I do not want to believe it is possible, but rumors are rampant that looking weak on the war issue is considered to be unpatriotic and a risky political position to take before the November elections. Taking pleasure in the fact that this might place many politicians in a difficult position is a sobering thought indeed.
There is a bit of irony over all of this political posturing on a vote to condone a war of aggression and force some Members into a tough vote. Guess what, contrary to conventional wisdom, war is never politically beneficial to the politicians who promote it. Presidents Wilson and Roosevelt were reelected by promising to stay out of war. Remember, the party in power during the Korean War was routed in 1952 by a general who promised to stop the bloodshed. Vietnam, which started with overwhelming support and hype and jingoistic fervor, ended President Johnson's political career in disgrace and humiliation. The most significant plight on the short term of President Kennedy was his effort at regime change in Cuba and the fate he met at the Bay of Pigs. Even Persian Gulf War I, thought at the time to be a tremendous victory, with its aftermath still lingering, did not serve President Bush, Sr.'s reelection efforts in 1992.
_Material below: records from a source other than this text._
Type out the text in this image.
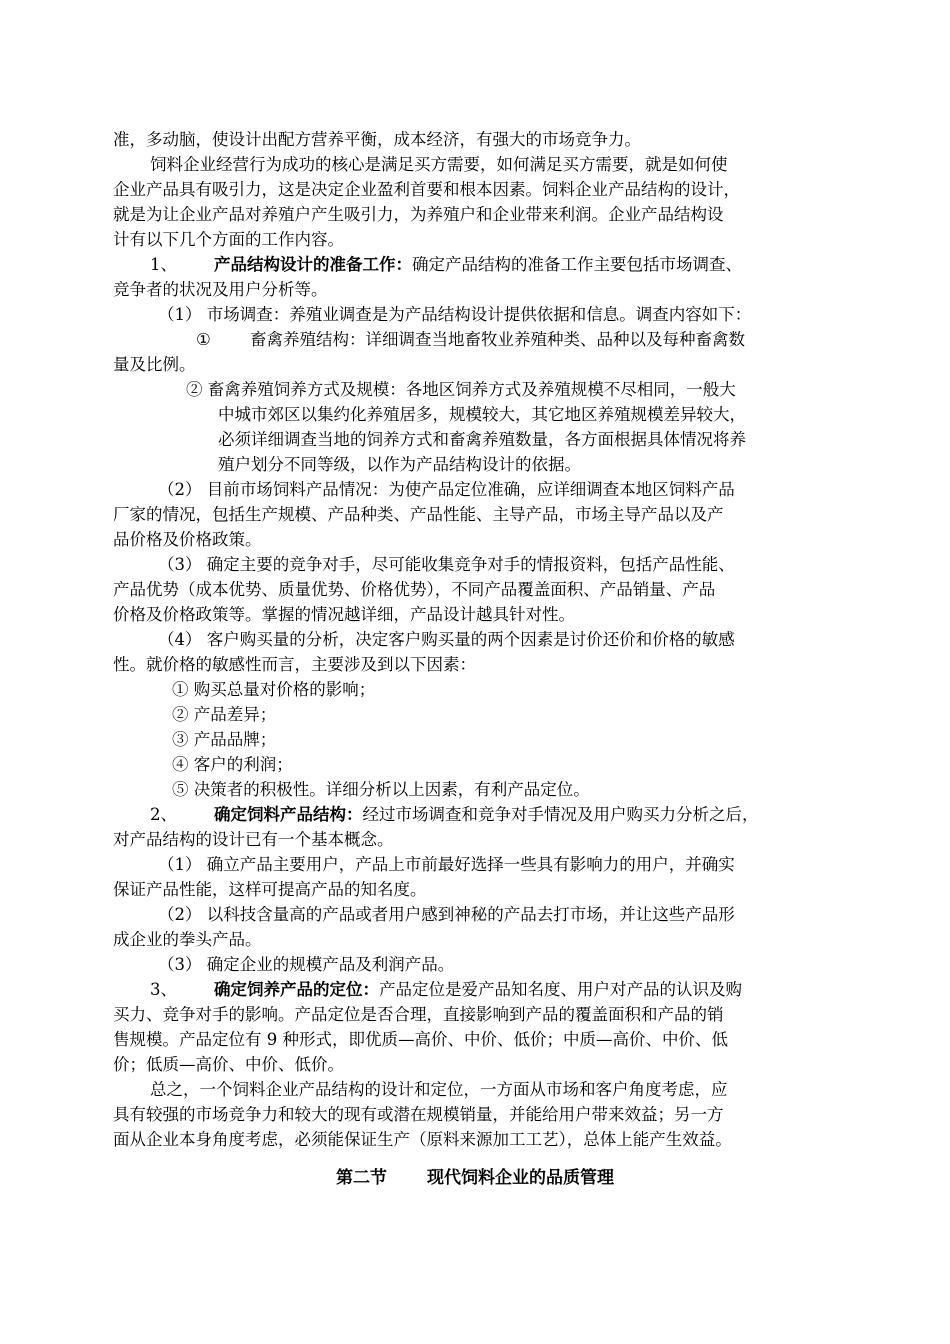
准，多动脑，使设计出配方营养平衡，成本经济，有强大的市场竞争力。
饲料企业经营行为成功的核心是满足买方需要，如何满足买方需要，就是如何使
企业产品具有吸引力，这是决定企业盈利首要和根本因素。饲料企业产品结构的设计，
就是为让企业产品对养殖户产生吸引力，为养殖户和企业带来利润。企业产品结构设
计有以下几个方面的工作内容。
1、 产品结构设计的准备工作：确定产品结构的准备工作主要包括市场调查、
竞争者的状况及用户分析等。
（1） 市场调查：养殖业调查是为产品结构设计提供依据和信息。调查内容如下：
① 畜禽养殖结构：详细调查当地畜牧业养殖种类、品种以及每种畜禽数
量及比例。
② 畜禽养殖饲养方式及规模：各地区饲养方式及养殖规模不尽相同，一般大
中城市郊区以集约化养殖居多，规模较大，其它地区养殖规模差异较大，
必须详细调查当地的饲养方式和畜禽养殖数量，各方面根据具体情况将养
殖户划分不同等级，以作为产品结构设计的依据。
（2） 目前市场饲料产品情况：为使产品定位准确，应详细调查本地区饲料产品
厂家的情况，包括生产规模、产品种类、产品性能、主导产品，市场主导产品以及产
品价格及价格政策。
（3） 确定主要的竞争对手，尽可能收集竞争对手的情报资料，包括产品性能、
产品优势（成本优势、质量优势、价格优势），不同产品覆盖面积、产品销量、产品
价格及价格政策等。掌握的情况越详细，产品设计越具针对性。
（4） 客户购买量的分析，决定客户购买量的两个因素是讨价还价和价格的敏感
性。就价格的敏感性而言，主要涉及到以下因素：
① 购买总量对价格的影响；
② 产品差异；
③ 产品品牌；
④ 客户的利润；
⑤ 决策者的积极性。详细分析以上因素，有利产品定位。
2、 确定饲料产品结构：经过市场调查和竞争对手情况及用户购买力分析之后，
对产品结构的设计已有一个基本概念。
（1） 确立产品主要用户，产品上市前最好选择一些具有影响力的用户，并确实
保证产品性能，这样可提高产品的知名度。
（2） 以科技含量高的产品或者用户感到神秘的产品去打市场，并让这些产品形
成企业的拳头产品。
（3） 确定企业的规模产品及利润产品。
3、 确定饲养产品的定位：产品定位是爱产品知名度、用户对产品的认识及购
买力、竞争对手的影响。产品定位是否合理，直接影响到产品的覆盖面积和产品的销
售规模。产品定位有 9 种形式，即优质—高价、中价、低价；中质—高价、中价、低
价；低质—高价、中价、低价。
总之，一个饲料企业产品结构的设计和定位，一方面从市场和客户角度考虑，应
具有较强的市场竞争力和较大的现有或潜在规模销量，并能给用户带来效益；另一方
面从企业本身角度考虑，必须能保证生产（原料来源加工工艺），总体上能产生效益。
第二节 现代饲料企业的品质管理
War is not politically beneficial for two reasons: innocent people die, and the economy is always damaged. These two things, after the dust settles from the hype and the propaganda, always make the people unhappy. The euphoria associated with the dreams of grandiose and painless victories is replaced by the stark reality of death, destruction, and economic pain. Instead of euphoria, we end up with heartache as we did after the Bay of Pigs, Korea, Vietnam, Somalia, and Lebanon.
Since no one wants to hear anymore of morality and constitutionality and justice, possibly some will listen to the politics of war, since that is what drives so many. A token victory at the polls this fall by using a vote on the war as a lever will be to little avail. It may not even work in the short run. Surely, history shows that war is never a winner, especially when the people who have to pay, fight, and die for it come to realize that the war was not even necessary and had nothing to do with national security or fighting for freedom, but was promoted by special interests who stood to gain from taking over a sovereign country.
Mr. Speaker, peace is always superior to war; it is also a political winner.